File 17

"Aku tau kamu lebih peduli sama dia daripada aku, Kira," lirih Sisi yang tiba-tiba memandang kosong. Aku tertegun. Mengapa dia tiba-tiba berpikiran seperti itu? "Tapi ... jangan pernah sebut-sebut masa lalu!" geramnya lalu berjalan cepat menuju rumahnya yang hanya beerjarak sepuluh meter dari tempatnya berdiri.

Aku menghela napas panjang, serbasalah. Apa yang harus kulakukan sekarang. Pergi menemui Steve jelas akan memperparah suasana hati tetanggaku itu. Cepatlah berpikir, Kira-chan. Kamu tidak boleh diam saja. Aku tahu jika yang kukatakan benar-benar menyakitinya. Aku juga seringkali marah pada siapa pun yang menyebut-nyebut masa lalu. Tetapi sekarang, bagaimana aku harus meminta maaf? Dia sudah telanjur marah padaku.

Aku segera meraih handphone. Lekas menghubungi sebuah kontak.
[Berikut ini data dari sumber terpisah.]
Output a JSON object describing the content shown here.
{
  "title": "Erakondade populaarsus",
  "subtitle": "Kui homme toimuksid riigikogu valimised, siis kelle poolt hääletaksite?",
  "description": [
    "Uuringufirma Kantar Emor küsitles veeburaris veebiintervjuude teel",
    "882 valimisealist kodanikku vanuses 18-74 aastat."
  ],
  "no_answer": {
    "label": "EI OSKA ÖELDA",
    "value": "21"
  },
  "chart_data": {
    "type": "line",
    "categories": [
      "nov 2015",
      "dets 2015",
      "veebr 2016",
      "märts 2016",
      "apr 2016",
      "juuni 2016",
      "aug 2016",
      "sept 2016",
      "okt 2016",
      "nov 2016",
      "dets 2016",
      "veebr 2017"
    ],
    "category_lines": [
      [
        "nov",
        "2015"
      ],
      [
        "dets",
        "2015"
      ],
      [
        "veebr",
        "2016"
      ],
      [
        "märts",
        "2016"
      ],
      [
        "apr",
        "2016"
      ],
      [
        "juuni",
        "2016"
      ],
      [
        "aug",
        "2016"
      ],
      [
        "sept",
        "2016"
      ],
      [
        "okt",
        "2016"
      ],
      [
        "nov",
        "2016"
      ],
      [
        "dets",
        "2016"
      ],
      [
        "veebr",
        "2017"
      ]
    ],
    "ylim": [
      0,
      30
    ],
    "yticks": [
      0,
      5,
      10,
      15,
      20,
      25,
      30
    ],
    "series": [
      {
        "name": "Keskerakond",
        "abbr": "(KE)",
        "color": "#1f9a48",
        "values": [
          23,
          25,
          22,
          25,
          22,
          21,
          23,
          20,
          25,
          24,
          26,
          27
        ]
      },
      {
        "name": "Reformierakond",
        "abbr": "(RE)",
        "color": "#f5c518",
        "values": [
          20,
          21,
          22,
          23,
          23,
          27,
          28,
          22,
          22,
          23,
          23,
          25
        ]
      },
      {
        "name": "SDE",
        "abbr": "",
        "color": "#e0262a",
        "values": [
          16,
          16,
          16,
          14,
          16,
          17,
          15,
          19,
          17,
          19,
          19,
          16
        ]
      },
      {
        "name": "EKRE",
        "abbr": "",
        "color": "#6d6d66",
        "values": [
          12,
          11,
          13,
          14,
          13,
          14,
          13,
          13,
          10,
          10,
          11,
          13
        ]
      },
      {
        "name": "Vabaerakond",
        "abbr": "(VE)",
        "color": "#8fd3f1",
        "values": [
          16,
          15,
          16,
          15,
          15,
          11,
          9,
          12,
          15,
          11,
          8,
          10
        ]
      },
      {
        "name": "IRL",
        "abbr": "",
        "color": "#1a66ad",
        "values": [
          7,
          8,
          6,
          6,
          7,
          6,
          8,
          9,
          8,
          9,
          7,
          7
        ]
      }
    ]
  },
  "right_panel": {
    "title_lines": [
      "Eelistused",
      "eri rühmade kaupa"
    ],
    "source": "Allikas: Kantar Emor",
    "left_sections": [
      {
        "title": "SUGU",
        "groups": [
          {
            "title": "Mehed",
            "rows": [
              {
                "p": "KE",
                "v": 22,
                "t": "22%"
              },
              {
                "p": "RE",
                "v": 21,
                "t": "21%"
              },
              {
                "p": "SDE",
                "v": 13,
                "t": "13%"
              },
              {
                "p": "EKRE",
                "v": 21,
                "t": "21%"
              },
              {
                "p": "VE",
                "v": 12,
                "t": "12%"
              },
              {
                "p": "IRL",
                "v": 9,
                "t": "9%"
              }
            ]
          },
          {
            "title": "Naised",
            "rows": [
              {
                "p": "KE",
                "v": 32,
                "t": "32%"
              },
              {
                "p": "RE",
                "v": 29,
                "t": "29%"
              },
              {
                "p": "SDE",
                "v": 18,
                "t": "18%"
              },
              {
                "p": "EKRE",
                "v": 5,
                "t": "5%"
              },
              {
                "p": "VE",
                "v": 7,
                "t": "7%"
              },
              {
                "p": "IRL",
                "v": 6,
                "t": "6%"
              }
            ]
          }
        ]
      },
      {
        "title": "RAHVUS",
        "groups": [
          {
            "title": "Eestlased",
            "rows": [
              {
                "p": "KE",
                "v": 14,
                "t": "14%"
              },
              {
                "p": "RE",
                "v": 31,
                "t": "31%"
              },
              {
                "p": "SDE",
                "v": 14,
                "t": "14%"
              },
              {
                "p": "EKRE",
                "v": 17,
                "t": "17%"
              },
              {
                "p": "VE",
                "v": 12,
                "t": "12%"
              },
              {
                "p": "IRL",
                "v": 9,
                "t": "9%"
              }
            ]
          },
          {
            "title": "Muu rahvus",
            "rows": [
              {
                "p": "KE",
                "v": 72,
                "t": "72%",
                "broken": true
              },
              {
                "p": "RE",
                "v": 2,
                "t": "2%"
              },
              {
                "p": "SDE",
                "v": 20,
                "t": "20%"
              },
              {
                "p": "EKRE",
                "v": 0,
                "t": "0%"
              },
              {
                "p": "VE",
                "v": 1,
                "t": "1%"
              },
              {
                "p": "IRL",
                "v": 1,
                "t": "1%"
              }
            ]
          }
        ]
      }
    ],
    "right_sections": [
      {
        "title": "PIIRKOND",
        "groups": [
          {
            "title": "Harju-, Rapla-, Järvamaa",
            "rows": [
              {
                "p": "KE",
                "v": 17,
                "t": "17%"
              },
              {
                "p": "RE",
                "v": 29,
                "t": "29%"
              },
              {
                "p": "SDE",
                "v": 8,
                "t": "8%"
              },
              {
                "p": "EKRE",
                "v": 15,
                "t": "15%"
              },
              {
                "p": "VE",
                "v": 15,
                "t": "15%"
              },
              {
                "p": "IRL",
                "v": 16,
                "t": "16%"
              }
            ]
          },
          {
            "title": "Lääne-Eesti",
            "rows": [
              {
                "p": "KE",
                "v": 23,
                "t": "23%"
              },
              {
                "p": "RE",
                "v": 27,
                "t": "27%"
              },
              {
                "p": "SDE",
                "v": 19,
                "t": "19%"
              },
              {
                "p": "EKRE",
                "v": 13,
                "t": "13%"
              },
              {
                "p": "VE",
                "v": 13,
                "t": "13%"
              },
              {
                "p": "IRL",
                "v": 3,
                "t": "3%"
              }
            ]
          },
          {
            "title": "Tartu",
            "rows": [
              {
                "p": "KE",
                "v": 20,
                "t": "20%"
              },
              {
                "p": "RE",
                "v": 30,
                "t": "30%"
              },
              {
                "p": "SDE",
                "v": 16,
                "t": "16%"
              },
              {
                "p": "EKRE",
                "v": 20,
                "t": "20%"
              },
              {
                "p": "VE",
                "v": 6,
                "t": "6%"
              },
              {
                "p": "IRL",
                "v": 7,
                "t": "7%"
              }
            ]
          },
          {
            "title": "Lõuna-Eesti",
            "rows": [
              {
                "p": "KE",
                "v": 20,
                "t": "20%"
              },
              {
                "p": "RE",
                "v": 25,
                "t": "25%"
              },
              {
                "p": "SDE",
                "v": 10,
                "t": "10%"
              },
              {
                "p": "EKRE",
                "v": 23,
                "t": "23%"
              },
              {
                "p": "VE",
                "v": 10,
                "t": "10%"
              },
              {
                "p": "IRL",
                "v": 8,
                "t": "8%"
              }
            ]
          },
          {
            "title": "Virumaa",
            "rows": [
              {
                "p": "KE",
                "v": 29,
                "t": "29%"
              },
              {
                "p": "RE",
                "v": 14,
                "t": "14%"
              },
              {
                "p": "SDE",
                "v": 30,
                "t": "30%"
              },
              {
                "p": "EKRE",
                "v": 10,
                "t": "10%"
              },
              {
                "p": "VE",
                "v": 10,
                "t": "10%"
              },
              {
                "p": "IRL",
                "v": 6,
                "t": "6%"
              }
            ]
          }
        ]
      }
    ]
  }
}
Nada tunggu terdengar selama cukup lama. Ayolah, cepatlah tersambung, kumohon.

"Halo," sapa seseorang dari seberang sana. Aku meloncat kegirangan. Akhirnya ....

"Ah, Riyan. Kamu lagi ngapain?" tanyaku sok berbasa-basi.

"Lagi ngerjain tugas, Kak. Ada apa ya?"

"Ah, nggak ada kok. Kamu marah sama aku?" tanyaku ragu-ragu.

"Kenapa aku harus marah?" Riyan bertanya balik. Aku tertawa kecil. Memang dari nada bicaranya sangat kecil kemungkinan jika dia juga sedang marah. Lagipula, dia kan tida punya alasan untuk marah.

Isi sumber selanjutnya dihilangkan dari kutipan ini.